Researchers spent more than 15 years looking at over 1.4 billion tax records, belonging to Americans aged 40 to 76, to try and gain a better understanding of the relationship between income level and lifespan.
Some findings might not come as a surprise. The wealthiest 1 percent could expect to live anywhere from 10 to 15 years longer than the poorest Americans. Other studies have said this could be because of better general living conditions, better health care, and even better sleep.
But what struck researchers in this new study is that the disparity wasn't just between the rich and the poor. They found that even among lower income individuals, those living in more affluent areas -- think San Francisco or New York -- lived longer than the poor in places like Gary, Indiana or Detroit, Michigan.
The findings, published in JAMA, the Journal of the American Medical Association, also found that the inequality in longevity due to income has grown over the years. Since 2001, two years after the start of the study, the top 5 percent of men and women gained over two years of life, while the bottom 5 percent added less than four months to their life expectancy, on average. So the "rich get richer" aphorism might just be true, in a way.
But the geographical differences have led researchers to think there's something more to it than just income.
"There are some places where the poor are doing quite well, gaining just as much in terms of lifespan as the rich, but there are other places where they're actually going in the other direction, where the poor are living shorter lives today than they did in the past," Chetty said.

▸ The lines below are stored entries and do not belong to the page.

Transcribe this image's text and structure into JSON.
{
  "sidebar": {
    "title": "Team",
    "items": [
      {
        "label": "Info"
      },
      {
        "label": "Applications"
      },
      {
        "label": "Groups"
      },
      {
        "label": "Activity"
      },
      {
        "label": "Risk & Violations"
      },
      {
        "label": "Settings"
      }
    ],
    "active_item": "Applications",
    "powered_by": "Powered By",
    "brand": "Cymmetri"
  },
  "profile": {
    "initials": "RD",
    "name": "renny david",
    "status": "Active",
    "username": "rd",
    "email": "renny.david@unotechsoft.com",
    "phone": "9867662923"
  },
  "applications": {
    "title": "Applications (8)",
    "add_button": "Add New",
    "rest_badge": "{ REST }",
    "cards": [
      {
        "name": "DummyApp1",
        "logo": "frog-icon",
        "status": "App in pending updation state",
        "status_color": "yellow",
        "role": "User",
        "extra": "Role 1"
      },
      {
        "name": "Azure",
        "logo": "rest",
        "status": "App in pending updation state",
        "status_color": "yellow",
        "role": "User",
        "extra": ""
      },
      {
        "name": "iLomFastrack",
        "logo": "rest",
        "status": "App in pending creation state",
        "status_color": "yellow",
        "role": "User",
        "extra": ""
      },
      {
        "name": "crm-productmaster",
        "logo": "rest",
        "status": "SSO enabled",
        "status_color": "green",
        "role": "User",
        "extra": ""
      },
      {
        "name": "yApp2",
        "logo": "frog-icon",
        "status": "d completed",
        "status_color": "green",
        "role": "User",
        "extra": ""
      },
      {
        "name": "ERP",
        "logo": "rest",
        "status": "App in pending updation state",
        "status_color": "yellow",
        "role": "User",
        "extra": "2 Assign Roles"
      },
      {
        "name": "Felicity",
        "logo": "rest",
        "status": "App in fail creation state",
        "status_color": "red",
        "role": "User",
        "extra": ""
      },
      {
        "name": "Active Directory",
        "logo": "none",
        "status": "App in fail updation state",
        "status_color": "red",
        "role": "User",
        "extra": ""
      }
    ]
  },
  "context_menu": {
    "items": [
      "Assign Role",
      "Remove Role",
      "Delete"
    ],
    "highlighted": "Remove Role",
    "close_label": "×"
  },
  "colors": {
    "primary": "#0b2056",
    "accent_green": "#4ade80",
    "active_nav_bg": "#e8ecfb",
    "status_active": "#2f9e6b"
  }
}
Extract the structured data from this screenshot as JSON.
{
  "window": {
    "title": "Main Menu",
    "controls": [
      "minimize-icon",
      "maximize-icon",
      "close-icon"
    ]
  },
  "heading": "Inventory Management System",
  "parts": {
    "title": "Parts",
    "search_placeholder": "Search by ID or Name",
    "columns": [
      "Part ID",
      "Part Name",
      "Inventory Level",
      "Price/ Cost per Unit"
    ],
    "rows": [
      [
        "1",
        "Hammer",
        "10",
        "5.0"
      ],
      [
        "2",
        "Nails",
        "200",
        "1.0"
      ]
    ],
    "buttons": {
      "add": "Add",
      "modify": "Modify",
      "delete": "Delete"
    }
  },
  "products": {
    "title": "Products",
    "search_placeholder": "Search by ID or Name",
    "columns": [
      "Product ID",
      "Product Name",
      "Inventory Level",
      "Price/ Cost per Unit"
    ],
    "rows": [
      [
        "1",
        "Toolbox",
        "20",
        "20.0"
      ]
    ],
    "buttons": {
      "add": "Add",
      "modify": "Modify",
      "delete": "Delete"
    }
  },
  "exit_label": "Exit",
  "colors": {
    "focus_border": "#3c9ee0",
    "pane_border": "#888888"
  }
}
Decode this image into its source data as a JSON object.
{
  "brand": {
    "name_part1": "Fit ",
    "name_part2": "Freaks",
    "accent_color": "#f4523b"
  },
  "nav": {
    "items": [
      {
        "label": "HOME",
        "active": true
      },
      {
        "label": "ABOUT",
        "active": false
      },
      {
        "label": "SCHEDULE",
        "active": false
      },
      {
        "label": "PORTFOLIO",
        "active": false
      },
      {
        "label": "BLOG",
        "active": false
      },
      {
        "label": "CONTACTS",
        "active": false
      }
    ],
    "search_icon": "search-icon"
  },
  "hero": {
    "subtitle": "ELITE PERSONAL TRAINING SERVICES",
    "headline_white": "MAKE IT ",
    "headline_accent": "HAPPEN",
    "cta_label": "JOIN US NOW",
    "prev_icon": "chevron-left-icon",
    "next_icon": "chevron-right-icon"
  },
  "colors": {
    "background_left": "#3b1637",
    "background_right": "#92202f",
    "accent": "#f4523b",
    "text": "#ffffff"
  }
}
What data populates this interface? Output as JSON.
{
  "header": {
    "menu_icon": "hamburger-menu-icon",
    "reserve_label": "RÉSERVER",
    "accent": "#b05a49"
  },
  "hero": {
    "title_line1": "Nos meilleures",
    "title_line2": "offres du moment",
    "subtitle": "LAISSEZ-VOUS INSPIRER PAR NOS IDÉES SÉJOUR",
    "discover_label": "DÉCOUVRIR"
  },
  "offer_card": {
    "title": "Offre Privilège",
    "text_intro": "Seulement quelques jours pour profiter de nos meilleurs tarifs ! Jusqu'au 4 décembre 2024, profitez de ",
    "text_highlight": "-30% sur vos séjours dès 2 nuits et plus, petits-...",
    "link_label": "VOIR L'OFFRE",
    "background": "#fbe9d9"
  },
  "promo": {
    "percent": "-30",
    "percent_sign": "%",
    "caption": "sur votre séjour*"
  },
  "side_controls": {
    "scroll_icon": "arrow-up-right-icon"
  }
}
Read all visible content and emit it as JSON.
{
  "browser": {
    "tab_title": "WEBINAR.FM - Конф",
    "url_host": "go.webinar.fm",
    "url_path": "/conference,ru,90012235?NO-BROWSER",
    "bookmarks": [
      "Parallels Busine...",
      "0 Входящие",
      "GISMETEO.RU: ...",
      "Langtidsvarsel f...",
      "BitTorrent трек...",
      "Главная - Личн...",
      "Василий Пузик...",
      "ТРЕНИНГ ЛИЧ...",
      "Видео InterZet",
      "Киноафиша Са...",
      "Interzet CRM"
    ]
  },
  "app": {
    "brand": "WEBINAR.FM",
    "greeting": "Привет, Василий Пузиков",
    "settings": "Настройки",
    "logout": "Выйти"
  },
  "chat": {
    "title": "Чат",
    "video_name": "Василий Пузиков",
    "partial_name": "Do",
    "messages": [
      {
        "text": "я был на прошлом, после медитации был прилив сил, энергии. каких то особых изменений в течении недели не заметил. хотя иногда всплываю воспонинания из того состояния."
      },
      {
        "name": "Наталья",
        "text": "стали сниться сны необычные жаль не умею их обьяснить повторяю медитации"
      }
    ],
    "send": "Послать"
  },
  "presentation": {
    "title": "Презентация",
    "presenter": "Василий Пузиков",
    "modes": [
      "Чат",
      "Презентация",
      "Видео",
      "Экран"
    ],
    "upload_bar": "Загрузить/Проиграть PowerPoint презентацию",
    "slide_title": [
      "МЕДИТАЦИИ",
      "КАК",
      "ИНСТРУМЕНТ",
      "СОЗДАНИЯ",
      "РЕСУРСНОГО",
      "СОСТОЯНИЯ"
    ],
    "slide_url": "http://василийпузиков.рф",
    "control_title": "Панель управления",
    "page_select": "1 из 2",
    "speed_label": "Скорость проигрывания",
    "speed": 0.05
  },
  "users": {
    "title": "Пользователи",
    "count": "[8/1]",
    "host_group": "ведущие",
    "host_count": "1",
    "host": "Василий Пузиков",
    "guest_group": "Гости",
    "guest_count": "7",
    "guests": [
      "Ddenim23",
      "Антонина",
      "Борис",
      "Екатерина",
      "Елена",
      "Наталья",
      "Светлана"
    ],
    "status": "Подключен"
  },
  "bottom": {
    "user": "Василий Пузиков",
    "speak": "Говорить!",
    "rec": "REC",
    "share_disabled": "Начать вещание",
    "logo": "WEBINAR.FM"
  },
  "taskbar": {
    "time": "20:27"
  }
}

Researchers say the findings suggest that geography might play a role in promoting healthy behaviors, which explains why poorer individuals in wealthier places might live longer. Things like not smoking, maintaining a healthy weight and exercising are more likely the cause for the income-longevity link than just access to health care.
The findings could serve as a heads-up to government officials across the country, reminding them that they could help their citizens live longer by promoting healthy lifestyles and running health campaigns.